Data format exceptions handling (2-data-format-validation folder)

Many times, you will be facing situations where your data is in such bad shape that you cannot process it any further. In these situations, CloverDX will help you to handle data format exceptions or at least log them and react accordingly. This exception handling – called Data policy – is a built-in feature in most of the Reader components. 

Typical use case is when you expect files that besides standard records occasionally contain records with alternative structure. In such a case, you can chain readers and process different data structures separately while also handling errors that do not match any of your expected formats.

Data profiling (3-profiling-and-validation)

The third set of examples deals with more real-world data processes. Record validation is certainly the first thing that comes to minds of the most data engineers, but typically before you start processing any data, you want to make sure that your entire dataset is of some basic data quality – so data profiling is what you do before you proceed to Validator.

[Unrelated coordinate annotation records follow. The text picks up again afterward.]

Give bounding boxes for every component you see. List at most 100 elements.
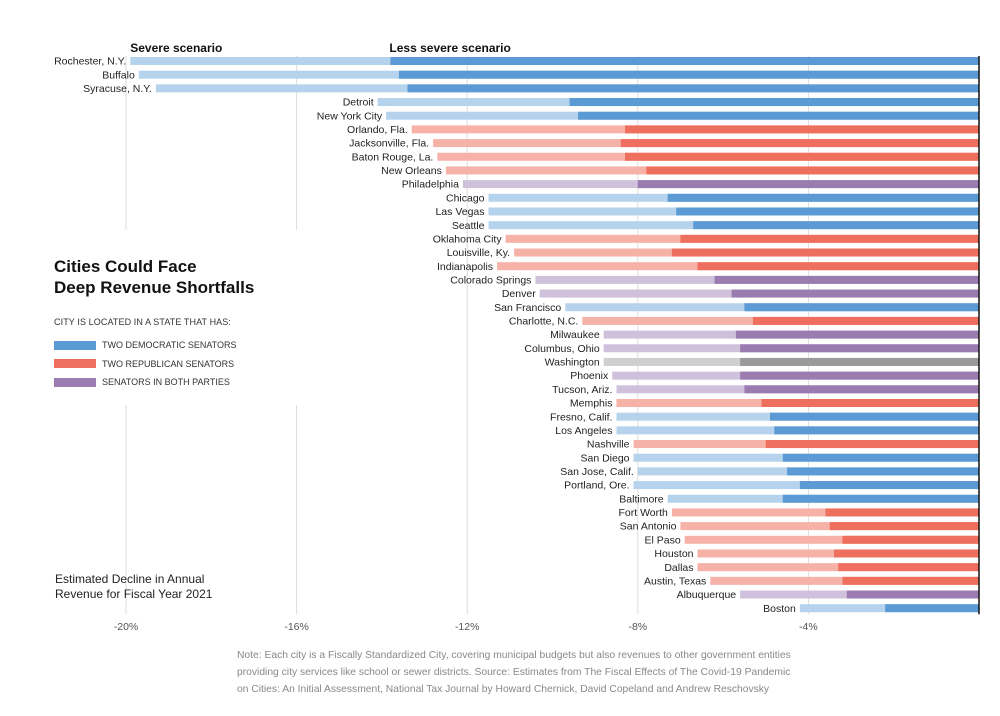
city-label-milwaukee: Milwaukee bbox=[550, 329, 600, 341]
bar-less-severe-washington bbox=[740, 357, 979, 366]
legend-swatch-democratic bbox=[54, 340, 96, 350]
bar-severe-el-paso bbox=[684, 535, 979, 544]
bar-less-severe-columbus-ohio bbox=[740, 344, 979, 353]
city-label-charlotte-n-c: Charlotte, N.C. bbox=[509, 316, 578, 328]
chart-title: Cities Could Face Deep Revenue Shortfall… bbox=[54, 256, 314, 298]
city-label-rochester-n-y: Rochester, N.Y. bbox=[54, 56, 126, 68]
city-label-denver: Denver bbox=[502, 288, 536, 300]
bar-less-severe-portland-ore bbox=[799, 481, 979, 490]
legend-label-democratic: TWO DEMOCRATIC SENATORS bbox=[102, 340, 237, 351]
legend-label-republican: TWO REPUBLICAN SENATORS bbox=[102, 358, 235, 369]
bar-less-severe-san-francisco bbox=[744, 303, 979, 312]
bar-less-severe-milwaukee bbox=[735, 330, 979, 339]
severe-scenario-label: Severe scenario bbox=[130, 41, 222, 55]
city-label-portland-ore: Portland, Ore. bbox=[564, 480, 629, 492]
bar-less-severe-syracuse-n-y bbox=[407, 84, 979, 93]
bar-less-severe-baton-rouge-la bbox=[625, 152, 979, 161]
legend-label-mixed: SENATORS IN BOTH PARTIES bbox=[102, 377, 230, 388]
tick-label-16: -16% bbox=[284, 621, 309, 633]
legend-heading: CITY IS LOCATED IN A STATE THAT HAS: bbox=[54, 317, 231, 327]
bar-less-severe-el-paso bbox=[842, 535, 979, 544]
bar-less-severe-orlando-fla bbox=[625, 125, 979, 134]
bar-less-severe-austin-texas bbox=[842, 576, 979, 585]
city-label-indianapolis: Indianapolis bbox=[437, 261, 493, 273]
city-label-austin-texas: Austin, Texas bbox=[644, 575, 706, 587]
city-label-memphis: Memphis bbox=[570, 398, 613, 410]
bar-less-severe-new-orleans bbox=[646, 166, 979, 175]
city-label-baltimore: Baltimore bbox=[619, 493, 664, 505]
tick-label-8: -8% bbox=[628, 621, 647, 633]
city-label-el-paso: El Paso bbox=[645, 534, 681, 546]
bar-less-severe-detroit bbox=[569, 98, 979, 107]
city-label-los-angeles: Los Angeles bbox=[555, 425, 612, 437]
city-labels: Rochester, N.Y.Buffalo Syracuse, N.Y. Detr… bbox=[54, 56, 796, 615]
city-label-philadelphia: Philadelphia bbox=[402, 179, 459, 191]
bar-less-severe-chicago bbox=[667, 193, 979, 202]
bar-less-severe-albuquerque bbox=[846, 590, 979, 599]
tick-label-20: -20% bbox=[114, 621, 139, 633]
city-label-dallas: Dallas bbox=[664, 562, 693, 574]
bar-less-severe-rochester-n-y bbox=[390, 57, 979, 65]
bar-less-severe-indianapolis bbox=[697, 262, 979, 271]
bar-severe-fort-worth bbox=[671, 508, 979, 517]
bar-less-severe-charlotte-n-c bbox=[752, 316, 979, 325]
city-label-fort-worth: Fort Worth bbox=[619, 507, 669, 519]
city-label-chicago: Chicago bbox=[446, 192, 485, 204]
legend: CITY IS LOCATED IN A STATE THAT HAS: TWO… bbox=[54, 317, 237, 392]
bar-less-severe-las-vegas bbox=[676, 207, 979, 216]
city-label-albuquerque: Albuquerque bbox=[677, 589, 737, 601]
city-label-orlando-fla: Orlando, Fla. bbox=[347, 124, 408, 136]
bar-less-severe-fresno-calif bbox=[770, 412, 979, 421]
bar-less-severe-buffalo bbox=[398, 70, 980, 79]
bar-less-severe-jacksonville-fla bbox=[620, 139, 979, 148]
bar-less-severe-nashville bbox=[765, 440, 979, 449]
bar-less-severe-san-antonio bbox=[829, 522, 979, 531]
city-label-san-diego: San Diego bbox=[580, 452, 629, 464]
city-label-syracuse-n-y: Syracuse, N.Y. bbox=[83, 83, 152, 95]
city-label-new-orleans: New Orleans bbox=[381, 165, 442, 177]
city-label-san-jose-calif: San Jose, Calif. bbox=[560, 466, 634, 478]
city-label-houston: Houston bbox=[654, 548, 693, 560]
chart-title-line-2: Deep Revenue Shortfalls bbox=[54, 278, 255, 297]
bar-less-severe-baltimore bbox=[782, 494, 979, 503]
bar-less-severe-boston bbox=[885, 604, 979, 613]
legend-swatch-republican bbox=[54, 359, 96, 369]
legend-item-republican: TWO REPUBLICAN SENATORS bbox=[54, 355, 237, 374]
revenue-decline-chart: Rochester, N.Y.Buffalo Syracuse, N.Y. Detr… bbox=[54, 41, 980, 633]
city-label-san-francisco: San Francisco bbox=[494, 302, 561, 314]
city-label-detroit: Detroit bbox=[343, 97, 374, 109]
city-label-washington: Washington bbox=[545, 357, 600, 369]
bar-less-severe-fort-worth bbox=[825, 508, 979, 517]
bar-less-severe-dallas bbox=[838, 563, 979, 572]
bar-less-severe-new-york-city bbox=[578, 111, 979, 120]
bar-less-severe-philadelphia bbox=[637, 180, 979, 189]
bar-less-severe-colorado-springs bbox=[714, 275, 979, 284]
bar-less-severe-oklahoma-city bbox=[680, 234, 979, 243]
y-axis-label-line-2: Revenue for Fiscal Year 2021 bbox=[55, 587, 213, 601]
city-label-colorado-springs: Colorado Springs bbox=[450, 274, 531, 286]
bars bbox=[130, 56, 980, 615]
bar-less-severe-phoenix bbox=[740, 371, 979, 380]
city-label-las-vegas: Las Vegas bbox=[435, 206, 484, 218]
city-label-nashville: Nashville bbox=[587, 439, 630, 451]
city-label-fresno-calif: Fresno, Calif. bbox=[550, 411, 612, 423]
tick-label-12: -12% bbox=[455, 621, 480, 633]
city-label-seattle: Seattle bbox=[452, 220, 485, 232]
bar-less-severe-louisville-ky bbox=[671, 248, 979, 257]
city-label-louisville-ky: Louisville, Ky. bbox=[447, 247, 510, 259]
bar-less-severe-san-jose-calif bbox=[787, 467, 979, 476]
less-severe-scenario-label: Less severe scenario bbox=[389, 41, 510, 55]
city-label-san-antonio: San Antonio bbox=[620, 521, 677, 533]
tick-label-4: -4% bbox=[799, 621, 818, 633]
city-label-new-york-city: New York City bbox=[317, 110, 383, 122]
city-label-buffalo: Buffalo bbox=[102, 69, 135, 81]
y-axis-label-line-1: Estimated Decline in Annual bbox=[55, 572, 205, 586]
x-axis-ticks: -20% -16% -12% -8% -4% bbox=[114, 621, 818, 633]
source-note: Note: Each city is a Fiscally Standardiz… bbox=[237, 650, 791, 695]
legend-swatch-mixed bbox=[54, 377, 96, 387]
bar-less-severe-tucson-ariz bbox=[744, 385, 979, 394]
y-axis-label: Estimated Decline in Annual Revenue for … bbox=[55, 572, 212, 602]
bar-less-severe-los-angeles bbox=[774, 426, 979, 435]
bar-less-severe-seattle bbox=[693, 221, 979, 230]
city-label-phoenix: Phoenix bbox=[570, 370, 609, 382]
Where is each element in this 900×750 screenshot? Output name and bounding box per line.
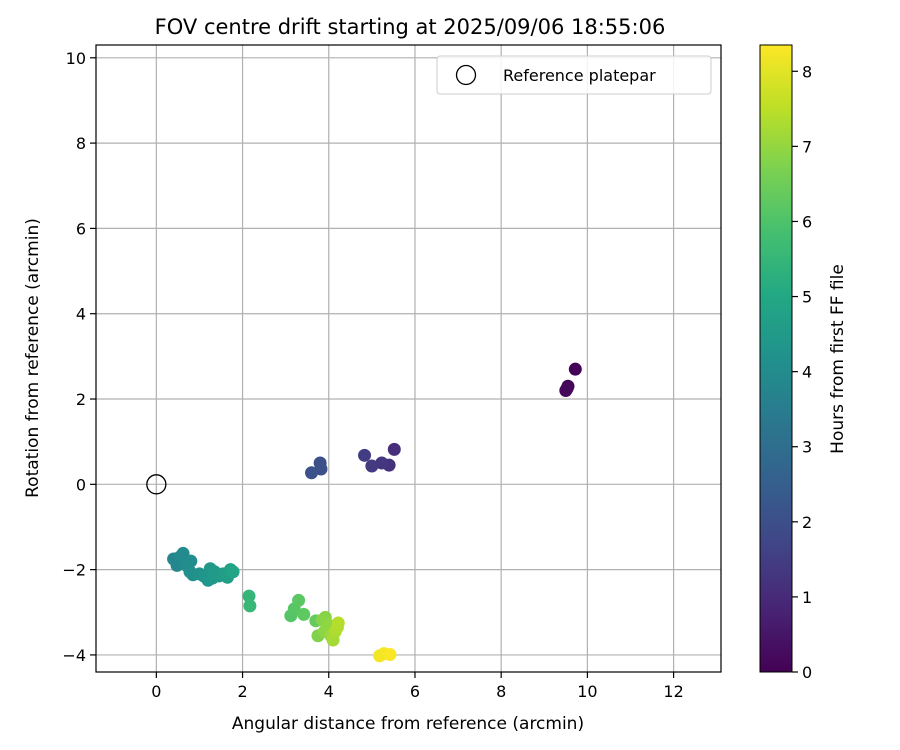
grid [96,45,721,672]
x-tick-label: 4 [324,682,334,701]
data-point [226,565,240,579]
x-tick-label: 6 [410,682,420,701]
data-point [365,459,379,473]
colorbar-tick-label: 6 [802,212,812,231]
data-point [560,381,574,395]
data-point [297,607,311,621]
data-point [242,589,256,603]
data-point [184,554,198,568]
legend-box [436,55,712,95]
y-axis-label: Rotation from reference (arcmin) [23,218,43,498]
x-tick-label: 12 [663,682,683,701]
y-tick-label: −2 [62,561,86,580]
colorbar-tick-label: 2 [802,513,812,532]
colorbar-ticks: 0 1 2 3 4 5 6 7 8 [792,62,812,682]
data-point [387,442,401,456]
data-point [331,616,345,630]
y-tick-label: 6 [76,219,86,238]
colorbar-tick-label: 4 [802,363,812,382]
reference-layer [146,474,167,495]
plot-frame [95,44,722,673]
x-axis-label: Angular distance from reference (arcmin) [232,714,584,734]
data-point [292,593,306,607]
data-point [568,362,582,376]
x-tick-label: 0 [151,682,161,701]
colorbar-tick-label: 0 [802,663,812,682]
y-axis-ticks: −4 −2 0 2 4 6 8 10 [62,49,96,665]
data-point [243,599,257,613]
x-tick-label: 2 [237,682,247,701]
legend: Reference platepar [436,55,712,95]
colorbar-tick-label: 3 [802,438,812,457]
y-tick-label: −4 [62,646,86,665]
data-point [358,448,372,462]
data-points [167,362,582,663]
colorbar [759,44,793,673]
colorbar-label: Hours from first FF file [828,264,848,454]
data-point [383,648,397,662]
reference-platepar-marker [146,474,167,495]
x-axis-ticks: 0 2 4 6 8 10 12 [151,672,684,701]
x-tick-label: 8 [496,682,506,701]
colorbar-tick-label: 8 [802,62,812,81]
data-point [305,466,319,480]
legend-label-reference: Reference platepar [503,66,656,85]
colorbar-tick-label: 5 [802,288,812,307]
data-point [375,456,389,470]
y-tick-label: 0 [76,475,86,494]
y-tick-label: 2 [76,390,86,409]
colorbar-tick-label: 7 [802,137,812,156]
x-tick-label: 10 [577,682,597,701]
y-tick-label: 4 [76,305,86,324]
legend-marker-reference [455,64,477,86]
chart-title: FOV centre drift starting at 2025/09/06 … [155,15,666,39]
colorbar-tick-label: 1 [802,588,812,607]
y-tick-label: 8 [76,134,86,153]
y-tick-label: 10 [66,49,86,68]
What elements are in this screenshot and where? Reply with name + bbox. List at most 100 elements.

To help you evaluate data set rather than individual records, CloverDX provides ProfilerProbe component. This component can help you measure your data sets – get minimum, maximum values, value lengths, common patters, histograms, and much more. This information can then be used to verify whether the data set matches your expectations before you do any more work on the data.

Custom data quality checks (4-custom-dq-check)

The last set of examples shows that data quality does not necessarily need to be implemented using just the Data Quality components in CloverDX. It is very common that organizations have very specific data quality rules that are too complex for components like Validator or ProfilerProbe. In such cases, you will use many other CloverDX components like Map, Denormalizer, RESTConnector, etc.

The examples also show one other very important concept – a concept of a subgraph. Subgraphs allow you to wrap your logic in a reusable component that can be easily called from many different places. This makes your graphs much easier to maintain since it removes the need for copy-paste and it also makes it easier to make changes in your shared logic since you only need to do it once.